There are several techniques mentioned in this thread to get her to stop (or at least reduce) pushing her faith on you. As far as getting her to understand you in the way that you would like, the phrase “at least” suggests you perceive that as the easier task. What we’ve been telling you is that it’s not just more difficult, it’s essentially impossible. Let it go and move on.
I totally understand. My parents are the exact same way. It’s because their religion teaches them to only value women for their reproductive abilities and for little else. If you don’t want to marry and reproduce, what good are ya? :dubious:
I despise that attitude, so I do what you do: Just don’t discuss much.
This is what I want: to talk to her about my life without being clubbed over the head with a 5 page letter rife with religious platitudes.
This is what she wants: to club me over the head with a 5 page letter rife with religious platitiudes whenever I talk to her about my life.
So the practical solution to this, of course, is for me to stop talking to her about my life. Although it would be nice if she understood why her communication style makes me reluctant to open up to her (as she frequently bemoans my privacy), you say I shouldn’t even explain it to her because she won’t get it. Okay. Nothing extra objectionable about that opinion.
Taking this approach doesn’t strike me as mature or lovingly tolerant, though. It just means I’m being avoidant.
Sometimes people have to go around the track a few times before they get that they can’t change others, control their reactions, or make them react or appreciate it ways that suit their wishes.
We’ve all faced things in life that forced us to go around the track more than once. It’s pretty clear, from the way this thread has evolved that you’re going to keep going around the track, a few more times, before you understand that she isn’t going to change and that the only thing you can control is you.
You have nothing but sympathy from me, I went around the track several times learning this very lesson - you cannot push a rope!
If I may offer you one last piece of advice it would be, when you’ve reached the place where you begin to question why you keep expecting her to be different - this time, why you keep going back to the well, only to be, yet again crushed to discover it’s the same crap as last time, you may begin to beat yourself up for being so foolish. Don’t bother. In my experience, self loathing does not shorten the journey round the track. Instead of that exercise, tell yourself you’re going to see what you missed last time.
Good luck. And if it helps, I once read somewhere that the Mother Daughter relationship is the most complex relationship there is.
Some people you can be mature and lovingly tolerant with. I lovingly tolerate my husband’s weird habits. If something truly drives you up the wall, you cannot lovingly tolerate it.
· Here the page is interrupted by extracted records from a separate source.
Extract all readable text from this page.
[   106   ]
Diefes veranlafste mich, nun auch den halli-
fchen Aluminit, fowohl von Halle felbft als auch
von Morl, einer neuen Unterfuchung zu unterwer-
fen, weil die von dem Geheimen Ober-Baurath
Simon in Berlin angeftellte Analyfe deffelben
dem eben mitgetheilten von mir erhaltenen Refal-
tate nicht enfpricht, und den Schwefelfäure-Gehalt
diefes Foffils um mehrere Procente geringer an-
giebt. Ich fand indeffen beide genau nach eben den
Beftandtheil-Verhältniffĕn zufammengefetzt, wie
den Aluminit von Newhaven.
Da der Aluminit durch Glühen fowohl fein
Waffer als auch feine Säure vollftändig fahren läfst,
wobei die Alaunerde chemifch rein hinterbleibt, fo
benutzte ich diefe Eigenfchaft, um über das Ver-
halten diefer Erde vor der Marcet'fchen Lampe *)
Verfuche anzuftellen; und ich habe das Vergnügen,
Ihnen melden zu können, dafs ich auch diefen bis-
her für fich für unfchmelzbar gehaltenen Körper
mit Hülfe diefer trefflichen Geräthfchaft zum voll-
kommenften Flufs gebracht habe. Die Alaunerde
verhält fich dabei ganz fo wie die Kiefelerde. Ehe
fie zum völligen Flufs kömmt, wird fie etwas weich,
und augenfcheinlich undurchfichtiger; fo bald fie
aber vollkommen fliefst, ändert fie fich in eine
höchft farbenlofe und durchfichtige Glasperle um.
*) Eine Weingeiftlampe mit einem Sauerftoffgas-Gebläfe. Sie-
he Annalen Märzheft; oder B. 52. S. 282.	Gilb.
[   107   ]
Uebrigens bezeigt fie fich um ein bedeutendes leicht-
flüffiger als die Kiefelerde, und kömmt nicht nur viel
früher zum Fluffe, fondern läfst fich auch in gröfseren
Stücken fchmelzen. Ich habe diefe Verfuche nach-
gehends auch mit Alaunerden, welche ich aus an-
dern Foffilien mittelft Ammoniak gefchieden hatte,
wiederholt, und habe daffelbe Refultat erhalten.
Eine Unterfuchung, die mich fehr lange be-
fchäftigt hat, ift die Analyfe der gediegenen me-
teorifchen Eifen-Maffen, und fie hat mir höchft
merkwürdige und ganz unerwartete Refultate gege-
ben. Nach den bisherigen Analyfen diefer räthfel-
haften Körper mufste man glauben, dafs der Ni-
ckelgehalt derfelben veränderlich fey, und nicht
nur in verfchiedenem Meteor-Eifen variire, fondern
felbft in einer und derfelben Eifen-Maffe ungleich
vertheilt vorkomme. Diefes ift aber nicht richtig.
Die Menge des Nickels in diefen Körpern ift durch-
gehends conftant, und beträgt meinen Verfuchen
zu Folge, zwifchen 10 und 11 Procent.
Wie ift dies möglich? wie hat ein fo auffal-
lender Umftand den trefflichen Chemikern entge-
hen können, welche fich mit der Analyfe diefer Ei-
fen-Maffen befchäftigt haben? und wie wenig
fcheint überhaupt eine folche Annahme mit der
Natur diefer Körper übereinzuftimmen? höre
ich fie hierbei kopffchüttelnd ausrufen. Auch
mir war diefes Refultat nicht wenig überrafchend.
I cannot stand my mother’s religious perspective.
That’s where avoidance to salvage a tiny part of the relationship comes in.
Sure you could always send her a 5 page letter about how you sacrifice goats to Satan every night and don’t understand why you don’t have a lover yet, except for that really hot smoking guy who only shows up in the dark… and proceed to kill any hope for a continued relationship with your mom.
Or you accept that this is a permanent part of her personality, you can’t change it, she doesn’t want to change it, and if you want to keep her in your life at all, you have to just know to avoid and dance around certain things.
Yes it sucks, but in a lot of cases, having a limited, overly formal and not too close relationship is better than having no relationship at all.
Avoidance gets a bad rap a lot of times, but there is something to be said for it when you really don’t want to sacrifice a relationship even though there are inconsolable differences.
You unburdened yourself to her, and she is trying to help you. She really believes that having this sort of faith is helpful. So don’t blame her. If I were you, if you haven’t done so already, gently tell your mother that you have decided that this kind of faith is not something you have or want to have. And if you unburden yourself again in the future and you get the same kind of response from your mother, you will just have to stop broaching these kinds of problems with her.
I am an atheist and I see what you’re saying, but you have to understand that your mother is only trying to help. If you cannot get her to stop proselytizing and it bothers you, then you will have to stop seeking advice from her.
I just packed up and left home at age 18 because of this faith obsession, among other things, e.g. racial bigotry. It was much easier to disappear in 1956 I suspect. My name just popped up on the internet people finder a year ago. But you might try just disappearing.
The day I decided that I could be happy single for the rest of my life was the day I met my love. We just hooked up and because we weren’t worried about the future our relationship blossomed.